Cooperation between Maybach and Fondation Beyeler
From 2010 Maybach will be the official partner of the renowned Fondation Beyeler in Riehen near Basel, Switzerland. "It's wonderful that Maybach is so committed to the arts. Their collaboration with artists and art museums opens the doors to creativity and promotes culture excellence. Both - art and Maybach - unite the ideals of permanent innovation, consciousness of tradition and a highly developed sense of aesthetics and quality. Thanks to its cooperation with Maybach, the Fondation Beyeler is able to chauffeur its artists and international guests in a saloon that treats them to a motoring experience of unparalleled comfort," said Sam Keller, director Fondation Beyeler.
A tradition of commitment to top-notch contemporary art
In 2005 Maybach supported the artist duo Christo and Jeanne-Claude with their sensational project "The Gates" in New York's Central Park. After additional projects, in August 2009 this was followed by the presentation of the Maybach Art Cars – designed by Tim Berresheim.

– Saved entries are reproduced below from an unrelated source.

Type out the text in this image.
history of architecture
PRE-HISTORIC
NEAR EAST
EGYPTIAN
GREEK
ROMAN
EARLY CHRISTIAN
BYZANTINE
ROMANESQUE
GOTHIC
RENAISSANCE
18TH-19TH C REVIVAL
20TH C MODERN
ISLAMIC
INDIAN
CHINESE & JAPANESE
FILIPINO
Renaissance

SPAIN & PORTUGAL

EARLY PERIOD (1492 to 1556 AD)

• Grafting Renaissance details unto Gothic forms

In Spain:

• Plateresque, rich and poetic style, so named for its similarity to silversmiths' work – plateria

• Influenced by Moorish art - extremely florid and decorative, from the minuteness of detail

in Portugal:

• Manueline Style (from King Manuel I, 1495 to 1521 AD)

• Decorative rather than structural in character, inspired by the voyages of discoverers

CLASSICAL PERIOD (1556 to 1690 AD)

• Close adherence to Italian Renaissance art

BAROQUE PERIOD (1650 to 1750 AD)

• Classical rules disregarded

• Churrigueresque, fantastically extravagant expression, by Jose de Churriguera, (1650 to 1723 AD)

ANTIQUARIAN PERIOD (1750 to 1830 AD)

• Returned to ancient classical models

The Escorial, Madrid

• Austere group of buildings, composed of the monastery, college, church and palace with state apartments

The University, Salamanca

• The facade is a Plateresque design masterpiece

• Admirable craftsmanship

Thanks to the collaboration with David LaChapelle and the partnership with the Fondation Beyeler, the luxury carmaker is consistently strengthening its commitment to contemporary art and offering customers exclusive access to the art, artists and prestigious art fairs, the brand and the limousines. This mirrors precisely what Wilhelm Maybach had in mind when he created his legendary car: luxurious, fascinating and ahead of its time.